Current studies have shown that second line Nivolumab, a PD1-inhibitor monoclonal antibody, has improved outcomes in stage IV NSCLC patients. It is available on compassionate access for second line therapy in metastatic NSCLC, while it is PBS subsidised in Melanoma. We look at our experience with Nivolumab at the Alan Walker Cancer Care Centre in the Northern Territory.
Patients with metastatic NSCLC on second line Nivolumab were recruited between November 2015 to June 2016 and were observed for tumour regression measured by RECIST radiological criteria on a staging scan performed on average 8 weeks after commencement of Nivolumab, adverse effects and survival.
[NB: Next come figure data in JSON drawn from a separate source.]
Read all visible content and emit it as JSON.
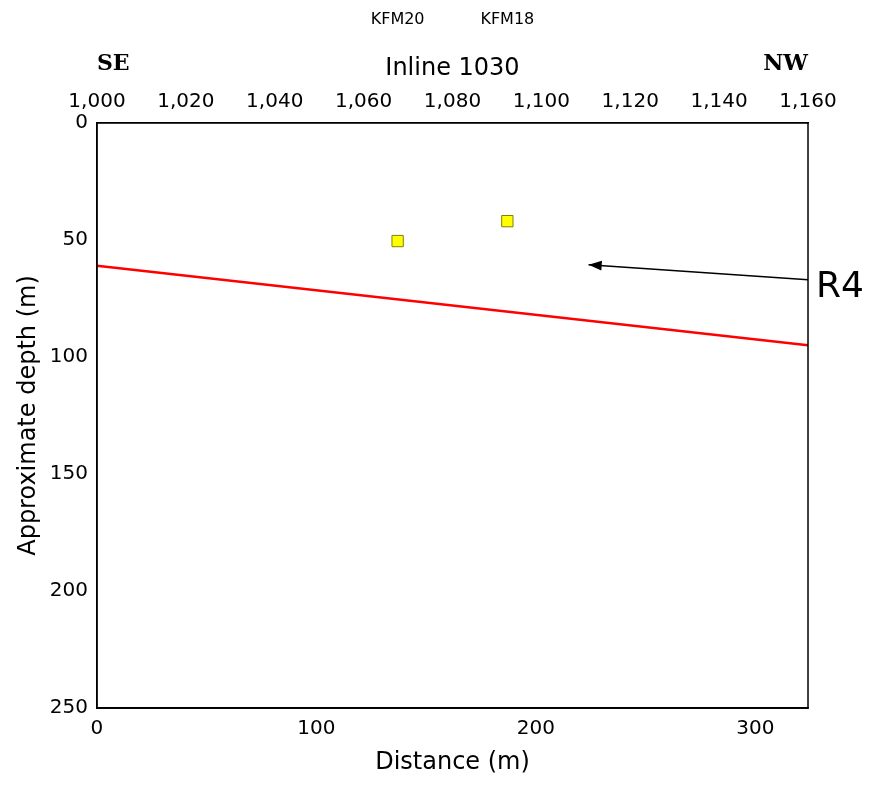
{
  "chart_data": {
    "type": "scatter",
    "x2label": "Inline 1030",
    "xlabel": "Distance (m)",
    "ylabel": "Approximate depth (m)",
    "xlim": [
      0,
      324
    ],
    "xticks": [
      0,
      100,
      200,
      300
    ],
    "x2lim": [
      1000,
      1160
    ],
    "x2ticks": [
      1000,
      1020,
      1040,
      1060,
      1080,
      1100,
      1120,
      1140,
      1160
    ],
    "ylim": [
      250,
      0
    ],
    "yticks": [
      0,
      50,
      100,
      150,
      200,
      250
    ],
    "grid": false,
    "corner_labels": {
      "left": "SE",
      "right": "NW"
    },
    "series": [
      {
        "type": "line",
        "color": "#ff0000",
        "line_style": "solid",
        "x": [
          0,
          324
        ],
        "values": [
          61,
          95
        ]
      },
      {
        "type": "scatter",
        "color": "#ffff00",
        "marker": "square",
        "x": [
          137,
          187
        ],
        "values": [
          50.5,
          42
        ],
        "labels": [
          "KFM20",
          "KFM18"
        ]
      }
    ],
    "annotations": [
      {
        "text": "R4",
        "x": 224,
        "y": 60.6,
        "from_x": 324,
        "from_y": 67
      }
    ]
  }
}
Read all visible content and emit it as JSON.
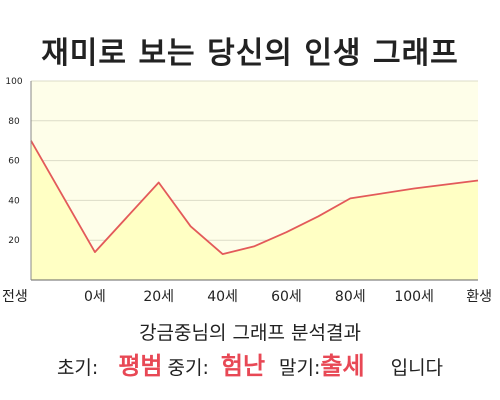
{
  "title": "재미로 보는 당신의 인생 그래프",
  "subtitle": "강금중님의 그래프 분석결과",
  "summary": {
    "early_label": "초기:",
    "early_value": "평범",
    "middle_label": "중기:",
    "middle_value": "험난",
    "late_label": "말기:",
    "late_value": "출세",
    "ending": "입니다"
  },
  "colors": {
    "line": "#e35a5a",
    "fill": "#ffffc4",
    "plot_background": "#fefee9",
    "grid": "#dcdcc8",
    "highlight_text": "#e84855"
  },
  "chart_data": {
    "type": "area",
    "x_tick_labels": [
      "전생",
      "0세",
      "20세",
      "40세",
      "60세",
      "80세",
      "100세",
      "환생"
    ],
    "x": [
      -20,
      0,
      20,
      30,
      40,
      50,
      60,
      70,
      80,
      100,
      120
    ],
    "y": [
      70,
      14,
      49,
      27,
      13,
      17,
      24,
      32,
      41,
      46,
      50
    ],
    "xlim": [
      -20,
      120
    ],
    "ylim": [
      0,
      100
    ],
    "y_ticks": [
      20,
      40,
      60,
      80,
      100
    ],
    "grid": true,
    "legend": "none"
  }
}
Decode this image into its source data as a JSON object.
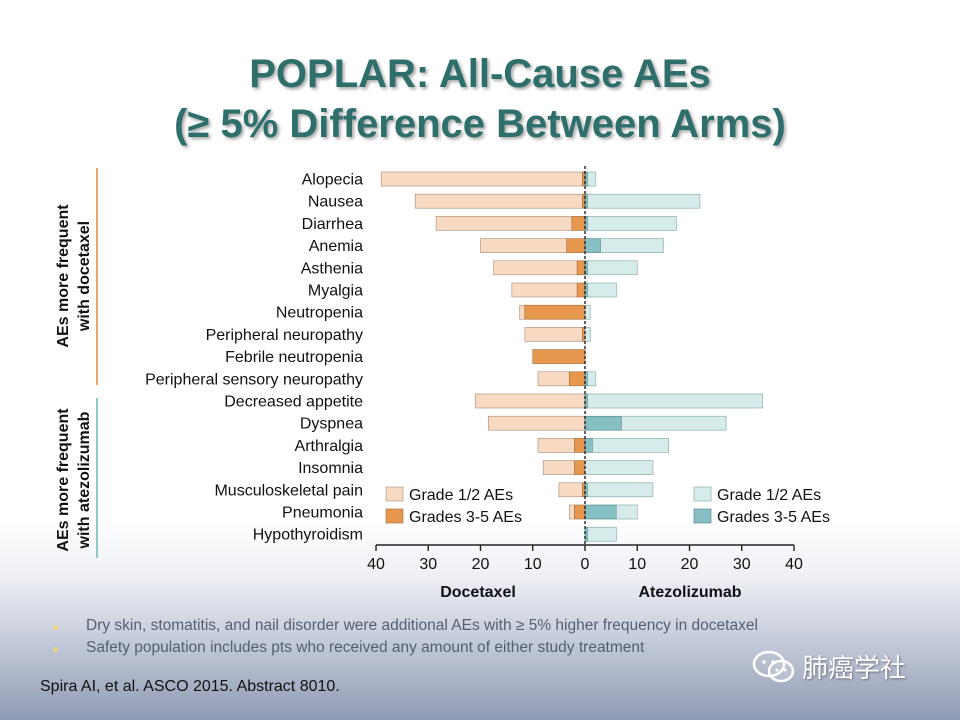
{
  "slide": {
    "title_line1": "POPLAR: All-Cause AEs",
    "title_line2": "(≥ 5% Difference Between Arms)",
    "group_labels": [
      {
        "line1": "AEs more frequent",
        "line2": "with docetaxel"
      },
      {
        "line1": "AEs more frequent",
        "line2": "with atezolizumab"
      }
    ],
    "bullets": [
      "Dry skin, stomatitis, and nail disorder were additional AEs with ≥ 5% higher frequency in docetaxel",
      "Safety population includes pts who received any amount of either study treatment"
    ],
    "citation": "Spira AI, et al. ASCO 2015. Abstract 8010.",
    "watermark": "肺癌学社"
  },
  "colors": {
    "title": "#2e6f6b",
    "doc_grade12": "#f8d9c2",
    "doc_grade35": "#e8984e",
    "atezo_grade12": "#d6ecea",
    "atezo_grade35": "#86bfc4",
    "docetaxel_group_line": "#e8a96a",
    "atezo_group_line": "#8fc9c9"
  },
  "chart_data": {
    "type": "bar",
    "orientation": "horizontal-butterfly",
    "categories": [
      "Alopecia",
      "Nausea",
      "Diarrhea",
      "Anemia",
      "Asthenia",
      "Myalgia",
      "Neutropenia",
      "Peripheral neuropathy",
      "Febrile neutropenia",
      "Peripheral sensory neuropathy",
      "Decreased appetite",
      "Dyspnea",
      "Arthralgia",
      "Insomnia",
      "Musculoskeletal pain",
      "Pneumonia",
      "Hypothyroidism"
    ],
    "left_arm": {
      "name": "Docetaxel",
      "series": [
        {
          "name": "Grade 1/2 AEs",
          "values": [
            38.5,
            32,
            26,
            16.5,
            16,
            12.5,
            1,
            11,
            0,
            6,
            21,
            18.5,
            7,
            6,
            4.5,
            1,
            0
          ]
        },
        {
          "name": "Grades 3-5 AEs",
          "values": [
            0.5,
            0.5,
            2.5,
            3.5,
            1.5,
            1.5,
            11.5,
            0.5,
            10,
            3,
            0,
            0,
            2,
            2,
            0.5,
            2,
            0
          ]
        }
      ]
    },
    "right_arm": {
      "name": "Atezolizumab",
      "series": [
        {
          "name": "Grade 1/2 AEs",
          "values": [
            1.5,
            21.5,
            17,
            12,
            9.5,
            5.5,
            1,
            1,
            0,
            1.5,
            33.5,
            20,
            14.5,
            13,
            12.5,
            4,
            5.5
          ]
        },
        {
          "name": "Grades 3-5 AEs",
          "values": [
            0.5,
            0.5,
            0.5,
            3,
            0.5,
            0.5,
            0,
            0,
            0,
            0.5,
            0.5,
            7,
            1.5,
            0,
            0.5,
            6,
            0.5
          ]
        }
      ]
    },
    "x_ticks_left": [
      40,
      30,
      20,
      10,
      0
    ],
    "x_ticks_right": [
      10,
      20,
      30,
      40
    ],
    "xlim": [
      0,
      40
    ],
    "grid": false,
    "legend_placement": "bottom-inside, one legend per arm"
  }
}
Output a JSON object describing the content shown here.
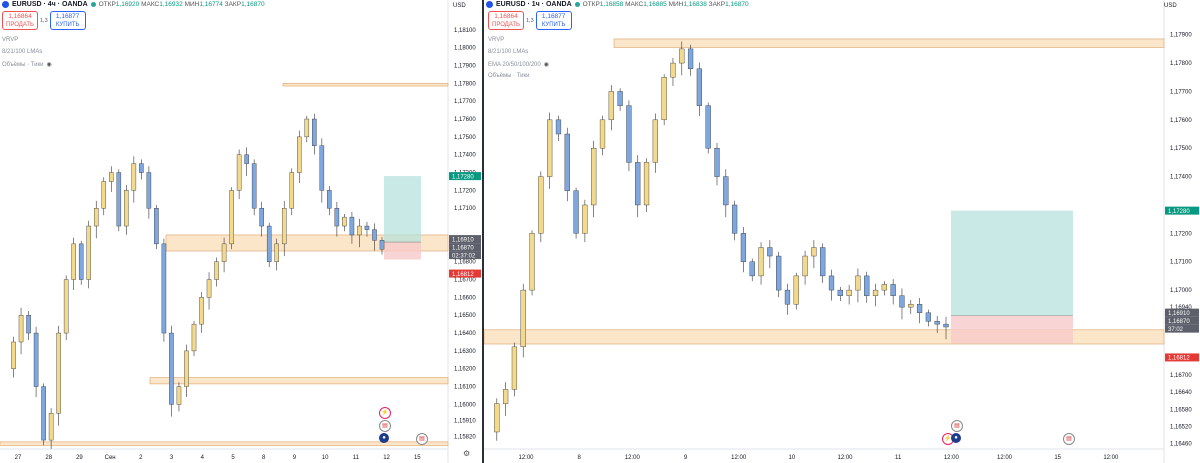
{
  "left": {
    "symbol": "EURUSD · 4ч · OANDA",
    "ohlc": {
      "o_label": "ОТКР",
      "o": "1,16920",
      "h_label": "МАКС",
      "h": "1,16932",
      "l_label": "МИН",
      "l": "1,16774",
      "c_label": "ЗАКР",
      "c": "1,16870"
    },
    "sell": {
      "price": "1,16864",
      "label": "ПРОДАТЬ"
    },
    "buy": {
      "price": "1,16877",
      "label": "КУПИТЬ"
    },
    "spread": "1,3",
    "indicators": [
      "VRVP",
      "8/21/100 LMAs",
      "Объёмы · Тики"
    ],
    "currency": "USD",
    "price_labels": [
      "1,18100",
      "1,18000",
      "1,17900",
      "1,17800",
      "1,17700",
      "1,17600",
      "1,17500",
      "1,17400",
      "1,17300",
      "1,17200",
      "1,17100",
      "1,16800",
      "1,16700",
      "1,16600",
      "1,16500",
      "1,16400",
      "1,16300",
      "1,16200",
      "1,16100",
      "1,16000",
      "1,15910",
      "1,15820"
    ],
    "tags": {
      "tp": "1,17280",
      "bid": "1,16910",
      "last": "1,16870",
      "timer": "02:37:02",
      "sl": "1,16812"
    },
    "time_labels": [
      "27",
      "28",
      "29",
      "Сен",
      "2",
      "3",
      "4",
      "5",
      "8",
      "9",
      "10",
      "11",
      "12",
      "15"
    ]
  },
  "right": {
    "symbol": "EURUSD · 1ч · OANDA",
    "ohlc": {
      "o_label": "ОТКР",
      "o": "1,16858",
      "h_label": "МАКС",
      "h": "1,16885",
      "l_label": "МИН",
      "l": "1,16838",
      "c_label": "ЗАКР",
      "c": "1,16870"
    },
    "sell": {
      "price": "1,16864",
      "label": "ПРОДАТЬ"
    },
    "buy": {
      "price": "1,16877",
      "label": "КУПИТЬ"
    },
    "spread": "1,3",
    "indicators": [
      "VRVP",
      "8/21/100 LMAs",
      "EMA 20/50/100/200",
      "Объёмы · Тики"
    ],
    "currency": "USD",
    "price_labels": [
      "1,17900",
      "1,17800",
      "1,17700",
      "1,17600",
      "1,17500",
      "1,17400",
      "1,17200",
      "1,17100",
      "1,17000",
      "1,16940",
      "1,16760",
      "1,16700",
      "1,16640",
      "1,16580",
      "1,16520",
      "1,16460"
    ],
    "tags": {
      "tp": "1,17280",
      "bid": "1,16910",
      "last": "1,16870",
      "timer": "37:02",
      "sl": "1,16812"
    },
    "time_labels": [
      "12:00",
      "8",
      "12:00",
      "9",
      "12:00",
      "10",
      "12:00",
      "11",
      "12:00",
      "12:00",
      "15",
      "12:00"
    ]
  },
  "chart_data": [
    {
      "type": "candlestick",
      "title": "EURUSD · 4ч · OANDA",
      "ylim": [
        1.1575,
        1.182
      ],
      "zones": [
        {
          "name": "resistance",
          "y": [
            1.17785,
            1.178
          ]
        },
        {
          "name": "support-mid",
          "y": [
            1.1686,
            1.1695
          ]
        },
        {
          "name": "support-low",
          "y": [
            1.16115,
            1.1615
          ]
        },
        {
          "name": "bottom",
          "y": [
            1.1577,
            1.1579
          ]
        }
      ],
      "position": {
        "entry": 1.1691,
        "take_profit": 1.1728,
        "stop_loss": 1.16812
      },
      "path": [
        1.162,
        1.1635,
        1.165,
        1.164,
        1.161,
        1.158,
        1.1595,
        1.164,
        1.167,
        1.169,
        1.167,
        1.17,
        1.171,
        1.1725,
        1.173,
        1.17,
        1.172,
        1.1735,
        1.173,
        1.171,
        1.169,
        1.164,
        1.16,
        1.161,
        1.163,
        1.1645,
        1.166,
        1.167,
        1.168,
        1.169,
        1.172,
        1.174,
        1.1735,
        1.171,
        1.17,
        1.168,
        1.169,
        1.171,
        1.173,
        1.175,
        1.176,
        1.1745,
        1.172,
        1.171,
        1.17,
        1.1705,
        1.1695,
        1.17,
        1.1698,
        1.1692,
        1.1687
      ],
      "currency": "USD"
    },
    {
      "type": "candlestick",
      "title": "EURUSD · 1ч · OANDA",
      "ylim": [
        1.1644,
        1.1798
      ],
      "zones": [
        {
          "name": "resistance",
          "y": [
            1.17855,
            1.17885
          ]
        },
        {
          "name": "support",
          "y": [
            1.1681,
            1.1686
          ]
        }
      ],
      "position": {
        "entry": 1.1691,
        "take_profit": 1.1728,
        "stop_loss": 1.16812
      },
      "path": [
        1.165,
        1.166,
        1.1665,
        1.168,
        1.17,
        1.172,
        1.174,
        1.176,
        1.1755,
        1.1735,
        1.172,
        1.173,
        1.175,
        1.176,
        1.177,
        1.1765,
        1.1745,
        1.173,
        1.1745,
        1.176,
        1.1775,
        1.178,
        1.1785,
        1.1778,
        1.1765,
        1.175,
        1.174,
        1.173,
        1.172,
        1.171,
        1.1705,
        1.1715,
        1.1712,
        1.17,
        1.1695,
        1.1705,
        1.1712,
        1.1715,
        1.1705,
        1.17,
        1.1698,
        1.17,
        1.1705,
        1.1698,
        1.17,
        1.1702,
        1.1698,
        1.1694,
        1.1695,
        1.1692,
        1.1689,
        1.1688,
        1.1687
      ],
      "currency": "USD"
    }
  ]
}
12 patients received Nivolumab; 11 consented, 9(82%) were male and 1 was of indigenous background. Their ages ranged from 45 to 78(Median age 68). 9(82%) had adenocarcinoma and 2(18%) were EGFR mutant. 2(18%) were heavily pre-treated with 3 lines of therapy prior to Nivolumab. Out of the 11 patients, 1 patient showed partial regression, 6 showed stable disease and 4 progressed according to RECIST criteria. Overall response rate was 9%. Only 2 patients are on ongoing therapy. 1 EGFR-mutant patient progressed on Nivolumab. 7(64%) patients experienced adverse effects, 4(57%) of which had treatment ceased due to immune-related toxicity (2 had Grade 3 pneumonitis, 1 had colitis, 1 had an infusion reaction). All toxicities were reversible with steroid administration. 5 patients died from progressive disease, making survival a mean of 22 weeks from commencement of Nivolumab. 2 months survival was 27%. Further information on survival will be published once mature data is available.
Our study population was small and response to therapy was unpredictable. We noticed a higher number of toxicities compared to published data, however all toxicities were reversible with prompt usage of systemic steroids. Prognostic and predictive biomarkers markers would be helpful in selecting patients to optimise response and avoid toxicity.